A glimpse of stacked wooden barrels through the open barn doors tells you the place is a winery, and a small sign invites you to come in and taste. Accept the invitation and you may well encounter world-class wines, especially Chardonnay and Pinot Noir.
The scene is typical of Sonoma County's wine country. There are lots of enticing back roads with tasting adventures just around the next bend. I've described Westside Road in the Russian River Valley, but there are many similar scenes in Alexander Valley, Dry Creek Valley, Sonoma Valley and half a dozen or so other wine enclaves within the Sonoma County lines. I think of them fondly when I'm stuck in Napa Valley traffic, bathed in the fumes of a tour bus waiting to turn into a winery-cum-theme park.

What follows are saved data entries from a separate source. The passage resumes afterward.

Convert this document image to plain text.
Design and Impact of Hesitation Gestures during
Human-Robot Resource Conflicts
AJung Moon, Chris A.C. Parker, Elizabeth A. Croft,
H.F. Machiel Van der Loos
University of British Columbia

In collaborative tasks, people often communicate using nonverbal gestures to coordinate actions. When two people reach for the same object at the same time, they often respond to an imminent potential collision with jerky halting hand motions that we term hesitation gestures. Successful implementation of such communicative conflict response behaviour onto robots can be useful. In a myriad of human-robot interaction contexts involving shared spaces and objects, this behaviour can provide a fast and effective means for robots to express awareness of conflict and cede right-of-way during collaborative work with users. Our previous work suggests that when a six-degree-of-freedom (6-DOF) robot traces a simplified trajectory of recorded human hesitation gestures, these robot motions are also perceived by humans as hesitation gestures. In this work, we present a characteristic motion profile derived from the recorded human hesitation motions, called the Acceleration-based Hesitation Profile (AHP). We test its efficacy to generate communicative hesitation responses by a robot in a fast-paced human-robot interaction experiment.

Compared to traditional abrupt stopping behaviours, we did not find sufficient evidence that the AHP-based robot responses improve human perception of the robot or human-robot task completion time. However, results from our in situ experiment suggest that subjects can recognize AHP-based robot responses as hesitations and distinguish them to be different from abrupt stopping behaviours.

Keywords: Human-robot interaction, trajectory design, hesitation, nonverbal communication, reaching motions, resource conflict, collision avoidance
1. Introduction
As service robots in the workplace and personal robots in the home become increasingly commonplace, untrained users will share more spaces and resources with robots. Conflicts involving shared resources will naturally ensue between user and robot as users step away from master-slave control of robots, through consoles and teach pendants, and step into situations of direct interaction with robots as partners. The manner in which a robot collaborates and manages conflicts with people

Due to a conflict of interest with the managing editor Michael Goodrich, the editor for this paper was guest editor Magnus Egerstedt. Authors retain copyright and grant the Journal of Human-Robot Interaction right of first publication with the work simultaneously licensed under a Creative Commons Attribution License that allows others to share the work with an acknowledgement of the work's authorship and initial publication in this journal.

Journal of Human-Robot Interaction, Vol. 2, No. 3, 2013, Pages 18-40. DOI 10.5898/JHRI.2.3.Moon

Napa County is gorgeous too, of course. But its self-consciously glamorous sensibility, evoking Bordeaux, is quite different from Sonoma County's earthier, more Burgundian farm-country feel.
Next-door neighbors across a craggy fence called the Mayacamas Range, Napa and Sonoma have evolved quite differently in the past few decades. Like its French model, Napa is virtually a wine monoculture: Less than half the size of Sonoma, it has nearly as many acres of wine grapes and almost twice as many wineries. And like Bordeaux, Napa Valley is a magnet for wealthy seekers of a stylized wine country lifestyle. Its chateau-like wineries concentrate mostly on Bordeaux-style wines made primarily from Bordeaux grapes such as Cabernet Sauvignon and Merlot.
By contrast, Sonoma County is a much larger, more diverse region with a decidedly agricultural ambience. Glamorous wineries are few and far between; many facilities are housed in old barns or their modern equivalents. Growers get good prices for their fruit, especially Pinot Noir and old-vine Zinfandel, but nothing near the $20,000 a ton that was the top reported price for Napa Valley Cabernet Sauvignon in 2004.
And while Sonoma's top Pinot producers routinely get $60 a bottle or more, there's nothing on the west side of the Mayacamas to match Napa's $200-a-bottle "cult" Cabernets.
Yet Sonoma's diverse terrains and climates offer excellent places to grow just about any wine grape, and the range and consistent high quality of Sonoma County wines reflect that.